The future of New York is pretty scary if you’re to believe the magazine of the same name. In its current cover story, The Horror, I mean Tomorrowland 2016, contributing editor Alexandra Lange posits a great big beautiful metropolis of tomorrow that is chockablock with jagged edgy sky scrapers scraping out what’s left of the sky, not just in Manhattan but here in Brooklyn, where Lange, who must be some kind of expert, considers Forest City Ratner’s “Atlantic Yards” development some kind of done deal.
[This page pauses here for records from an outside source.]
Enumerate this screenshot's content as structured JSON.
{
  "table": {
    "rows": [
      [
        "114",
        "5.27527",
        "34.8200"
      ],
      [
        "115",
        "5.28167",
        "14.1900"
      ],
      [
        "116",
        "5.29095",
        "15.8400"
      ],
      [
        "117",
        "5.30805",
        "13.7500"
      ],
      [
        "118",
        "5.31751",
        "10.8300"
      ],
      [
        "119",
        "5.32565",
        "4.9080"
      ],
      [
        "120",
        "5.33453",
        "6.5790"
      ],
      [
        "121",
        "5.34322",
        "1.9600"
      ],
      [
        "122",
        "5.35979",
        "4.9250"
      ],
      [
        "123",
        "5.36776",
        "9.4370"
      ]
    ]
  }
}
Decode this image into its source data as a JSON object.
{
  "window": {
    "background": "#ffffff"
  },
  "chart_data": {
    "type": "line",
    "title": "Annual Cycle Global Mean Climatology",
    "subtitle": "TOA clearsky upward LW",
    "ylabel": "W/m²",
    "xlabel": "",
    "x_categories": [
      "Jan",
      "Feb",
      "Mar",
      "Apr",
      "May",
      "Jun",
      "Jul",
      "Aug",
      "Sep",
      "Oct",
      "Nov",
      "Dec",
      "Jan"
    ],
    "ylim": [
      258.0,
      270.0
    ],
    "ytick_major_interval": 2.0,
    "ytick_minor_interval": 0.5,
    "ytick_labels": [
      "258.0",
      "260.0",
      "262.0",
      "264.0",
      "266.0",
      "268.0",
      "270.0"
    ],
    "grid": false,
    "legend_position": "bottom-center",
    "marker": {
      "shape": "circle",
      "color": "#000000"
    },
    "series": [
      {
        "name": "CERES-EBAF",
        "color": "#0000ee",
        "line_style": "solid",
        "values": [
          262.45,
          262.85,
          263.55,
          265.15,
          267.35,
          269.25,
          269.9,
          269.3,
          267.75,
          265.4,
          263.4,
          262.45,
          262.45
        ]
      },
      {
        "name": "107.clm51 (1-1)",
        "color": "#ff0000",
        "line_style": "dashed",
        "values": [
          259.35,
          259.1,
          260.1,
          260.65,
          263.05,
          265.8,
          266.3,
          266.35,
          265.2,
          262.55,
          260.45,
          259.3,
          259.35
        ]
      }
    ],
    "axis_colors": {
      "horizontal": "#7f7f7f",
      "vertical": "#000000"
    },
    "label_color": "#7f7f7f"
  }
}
Consider the headline to the Downtown Brooklyn section: Brooklyn (Like It Or Not) Will Get a Shimmering Frank Gehry Crown”. Because while Lange, who has presumably been to Brooklyn, allows that locals may not like the idea of having 16 skyscrapers rammed up its collective ass when all Ratner was talking about was an arena for his basketball team, those soon-to-be-homeless choke artists, The Nets. But it will be good for us, she insists. It will provides jobs and housing and beauty for us ungrateful wretches.
“We don’t want to build tall for the sake of tall,” she quotes Ratner mouthpiece Jim Stuckey saying. “Frank Gehry can frame the Williamsburg Savings Bank Tower”—the current tallest, at 512 feet, compared with the 620 feet of Gehry’s main tower, Miss Brooklyn—“and make it a postcard with other buildings around it.”
You read that right: a postcard. As in, Wish you were here? No wonder the arrogant Gehry, who says those protesting the development should be protesting Henry Ford for inventing the automobile, is calling his crowned jewel, the building around the proposed arena, Miss Brooklyn. You’ll miss Brooklyn, too, when these carpetbaggers get done with it.
It’s a pity that Lange, who is presumably a reporter, could not have found an actual opponent to the project to quote. She does allow that “there could be a kinder, gentler Brooklynized version of the titanium town” but doesn’t offer much hope for one. And why should she? You can sometimes learn a lot by reading a magazine’s articles online, just by looking at the URL. This one is slugged “real estate” which is all ye need to know.
“Journalist” Alexandra Lange, is the same writer that penned the New York Magazine article, “New Improved Brooklyn” (May 3, 2004).